Was haben Sie herausgefunden?

Es ist in der Tat so, dass man den Betroffenen ihre Krankheitssymptome oft nicht ansieht. Als Fotograf, der das Medium immer auch dokumentarisch einsetzt, hat mich hier die Frage interessiert, ob ich etwas, das nicht wirklich sichtbar ist, visuell trotzdem einfangen kann. Meine Annahme war, dass eine Krankheit, die einen über lange Zeit stark belastet, für die es nach wie vor keine ursächliche Therapien gibt, für die man sich immer wieder rechtfertigen und erklären muss und von der man nicht weiss, wie lange sie noch anhält und ob man von ihr jemals wieder geheilt wird, Spuren am Menschen hinterlässt. Spuren im Gesichtsausdruck, in der Körperhaltung. Somit bestand meine Arbeit als Fotograf darin, diese Spuren, manchmal ganz kleine, aufzuzeigen und festzuhalten.

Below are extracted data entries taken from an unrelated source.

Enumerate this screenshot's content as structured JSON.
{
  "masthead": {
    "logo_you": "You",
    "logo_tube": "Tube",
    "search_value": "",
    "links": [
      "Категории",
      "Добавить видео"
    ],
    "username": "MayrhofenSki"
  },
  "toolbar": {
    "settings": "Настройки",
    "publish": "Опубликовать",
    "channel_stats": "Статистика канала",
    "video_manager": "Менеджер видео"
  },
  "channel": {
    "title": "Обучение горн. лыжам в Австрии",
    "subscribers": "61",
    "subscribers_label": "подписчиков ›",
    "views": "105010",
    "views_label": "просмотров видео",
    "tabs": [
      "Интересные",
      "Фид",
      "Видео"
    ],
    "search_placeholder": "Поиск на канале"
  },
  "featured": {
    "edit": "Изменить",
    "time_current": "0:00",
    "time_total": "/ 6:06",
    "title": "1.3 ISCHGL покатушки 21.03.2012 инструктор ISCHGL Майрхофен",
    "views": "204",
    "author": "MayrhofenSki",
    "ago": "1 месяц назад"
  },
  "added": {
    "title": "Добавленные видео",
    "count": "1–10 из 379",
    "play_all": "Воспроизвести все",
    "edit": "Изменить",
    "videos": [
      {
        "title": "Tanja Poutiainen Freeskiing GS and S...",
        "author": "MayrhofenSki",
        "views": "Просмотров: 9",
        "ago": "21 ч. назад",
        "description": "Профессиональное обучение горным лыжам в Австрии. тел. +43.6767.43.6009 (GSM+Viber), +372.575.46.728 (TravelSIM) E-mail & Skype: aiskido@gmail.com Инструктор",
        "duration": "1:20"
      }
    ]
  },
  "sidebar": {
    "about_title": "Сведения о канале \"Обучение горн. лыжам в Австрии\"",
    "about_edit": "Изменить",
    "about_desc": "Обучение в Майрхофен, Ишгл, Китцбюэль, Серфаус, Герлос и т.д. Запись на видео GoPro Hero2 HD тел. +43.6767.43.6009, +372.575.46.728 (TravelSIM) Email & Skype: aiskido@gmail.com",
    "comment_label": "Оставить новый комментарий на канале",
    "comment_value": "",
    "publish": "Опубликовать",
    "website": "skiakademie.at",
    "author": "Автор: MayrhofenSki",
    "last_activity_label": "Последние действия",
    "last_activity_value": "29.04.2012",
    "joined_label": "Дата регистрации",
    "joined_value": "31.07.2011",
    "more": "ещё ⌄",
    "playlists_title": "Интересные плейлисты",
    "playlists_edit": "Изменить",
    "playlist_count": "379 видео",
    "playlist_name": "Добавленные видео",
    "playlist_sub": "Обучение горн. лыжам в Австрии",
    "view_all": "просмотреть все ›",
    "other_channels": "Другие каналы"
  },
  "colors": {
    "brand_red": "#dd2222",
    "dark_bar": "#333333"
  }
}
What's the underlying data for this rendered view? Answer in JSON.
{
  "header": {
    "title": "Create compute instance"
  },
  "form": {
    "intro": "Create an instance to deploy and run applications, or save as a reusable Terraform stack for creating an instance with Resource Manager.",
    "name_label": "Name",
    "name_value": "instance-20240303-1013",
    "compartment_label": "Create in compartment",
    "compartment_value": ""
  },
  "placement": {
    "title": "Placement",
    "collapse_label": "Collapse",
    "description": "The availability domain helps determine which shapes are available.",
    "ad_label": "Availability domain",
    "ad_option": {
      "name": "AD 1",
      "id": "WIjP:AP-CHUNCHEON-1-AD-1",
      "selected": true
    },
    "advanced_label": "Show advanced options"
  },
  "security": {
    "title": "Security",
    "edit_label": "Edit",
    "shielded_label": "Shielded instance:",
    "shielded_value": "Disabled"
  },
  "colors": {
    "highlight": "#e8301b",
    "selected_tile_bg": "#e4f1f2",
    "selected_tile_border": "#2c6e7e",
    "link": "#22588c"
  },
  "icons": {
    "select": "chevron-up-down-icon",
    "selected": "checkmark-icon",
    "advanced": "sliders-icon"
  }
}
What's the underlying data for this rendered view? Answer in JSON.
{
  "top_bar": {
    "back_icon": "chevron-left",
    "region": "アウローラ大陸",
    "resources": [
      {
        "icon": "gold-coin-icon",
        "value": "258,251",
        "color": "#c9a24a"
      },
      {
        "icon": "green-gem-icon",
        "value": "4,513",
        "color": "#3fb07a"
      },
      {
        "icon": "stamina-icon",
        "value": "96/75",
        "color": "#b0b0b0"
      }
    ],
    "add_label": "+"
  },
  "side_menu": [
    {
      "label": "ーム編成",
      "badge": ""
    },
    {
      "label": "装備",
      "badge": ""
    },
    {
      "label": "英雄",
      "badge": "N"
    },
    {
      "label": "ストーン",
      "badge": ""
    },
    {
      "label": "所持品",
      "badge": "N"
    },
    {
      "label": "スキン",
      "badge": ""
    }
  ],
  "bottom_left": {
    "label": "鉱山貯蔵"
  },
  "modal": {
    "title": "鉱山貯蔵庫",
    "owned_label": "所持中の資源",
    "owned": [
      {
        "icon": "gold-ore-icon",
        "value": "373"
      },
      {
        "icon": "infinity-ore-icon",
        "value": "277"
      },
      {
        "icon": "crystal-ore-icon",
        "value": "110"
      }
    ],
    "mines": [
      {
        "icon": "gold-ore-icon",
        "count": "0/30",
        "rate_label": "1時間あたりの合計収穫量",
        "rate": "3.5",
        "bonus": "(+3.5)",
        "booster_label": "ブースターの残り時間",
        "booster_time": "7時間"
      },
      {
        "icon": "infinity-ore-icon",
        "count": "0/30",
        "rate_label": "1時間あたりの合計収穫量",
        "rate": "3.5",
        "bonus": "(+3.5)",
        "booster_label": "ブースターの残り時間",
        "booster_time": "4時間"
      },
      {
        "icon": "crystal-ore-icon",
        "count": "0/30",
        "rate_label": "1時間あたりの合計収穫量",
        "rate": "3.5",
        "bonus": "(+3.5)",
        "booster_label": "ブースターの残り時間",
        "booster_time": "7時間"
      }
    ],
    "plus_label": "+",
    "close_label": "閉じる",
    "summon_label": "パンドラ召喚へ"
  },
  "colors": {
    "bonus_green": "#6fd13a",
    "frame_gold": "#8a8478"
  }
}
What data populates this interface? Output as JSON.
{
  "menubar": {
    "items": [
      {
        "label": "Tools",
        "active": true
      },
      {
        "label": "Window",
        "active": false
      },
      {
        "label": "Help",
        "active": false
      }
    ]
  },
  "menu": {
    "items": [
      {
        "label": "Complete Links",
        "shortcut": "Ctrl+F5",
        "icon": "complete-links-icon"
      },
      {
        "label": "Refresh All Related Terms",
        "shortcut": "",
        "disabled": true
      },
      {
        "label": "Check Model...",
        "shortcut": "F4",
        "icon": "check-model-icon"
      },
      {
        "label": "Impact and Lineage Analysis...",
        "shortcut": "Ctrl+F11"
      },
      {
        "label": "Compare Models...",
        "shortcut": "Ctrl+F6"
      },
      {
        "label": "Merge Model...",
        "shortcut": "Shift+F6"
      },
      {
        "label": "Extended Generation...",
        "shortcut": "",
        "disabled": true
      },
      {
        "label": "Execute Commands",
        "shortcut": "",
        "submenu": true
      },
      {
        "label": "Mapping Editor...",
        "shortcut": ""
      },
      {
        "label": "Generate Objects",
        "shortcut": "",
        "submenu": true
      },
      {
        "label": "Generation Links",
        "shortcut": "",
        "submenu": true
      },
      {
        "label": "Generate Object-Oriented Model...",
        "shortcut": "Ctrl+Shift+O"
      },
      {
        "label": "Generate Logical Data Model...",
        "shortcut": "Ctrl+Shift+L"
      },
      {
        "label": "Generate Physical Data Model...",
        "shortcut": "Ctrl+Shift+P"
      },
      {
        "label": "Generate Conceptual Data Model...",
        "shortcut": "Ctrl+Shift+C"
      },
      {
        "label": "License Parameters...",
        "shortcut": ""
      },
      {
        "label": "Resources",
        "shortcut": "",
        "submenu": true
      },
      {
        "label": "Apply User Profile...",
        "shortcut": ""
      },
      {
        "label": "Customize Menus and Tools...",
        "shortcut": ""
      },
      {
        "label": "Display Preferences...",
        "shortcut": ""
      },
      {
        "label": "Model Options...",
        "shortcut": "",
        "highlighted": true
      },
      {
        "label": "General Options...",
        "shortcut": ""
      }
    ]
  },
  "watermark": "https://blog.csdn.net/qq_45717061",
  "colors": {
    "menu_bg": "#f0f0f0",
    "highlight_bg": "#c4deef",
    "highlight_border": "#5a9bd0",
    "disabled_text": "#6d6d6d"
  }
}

Wie geht es mit dem Projekt weiter?

Momentan plane ich, rund 80 Long-Covid-Betroffene zu fotografieren und ihre Erlebnisse schriftlich festzuhalten. Die Bilder und Texte sollen in einem Buch veröffentlicht werden. Falls die Corona-Fallzahlen im Herbst 2022 wieder ansteigen, könnte dieses Buch einen Beitrag zu einer Diskussion leisten, die uns dann alle wieder beschäftigen wird. Mein Anspruch an dieses Buch ist, dass es ein fotografisches Zeitdokument eines wichtigen Aspektes der Pandemie in der Schweiz darstellt. Sobald die Finanzierung steht, geht die Arbeit los.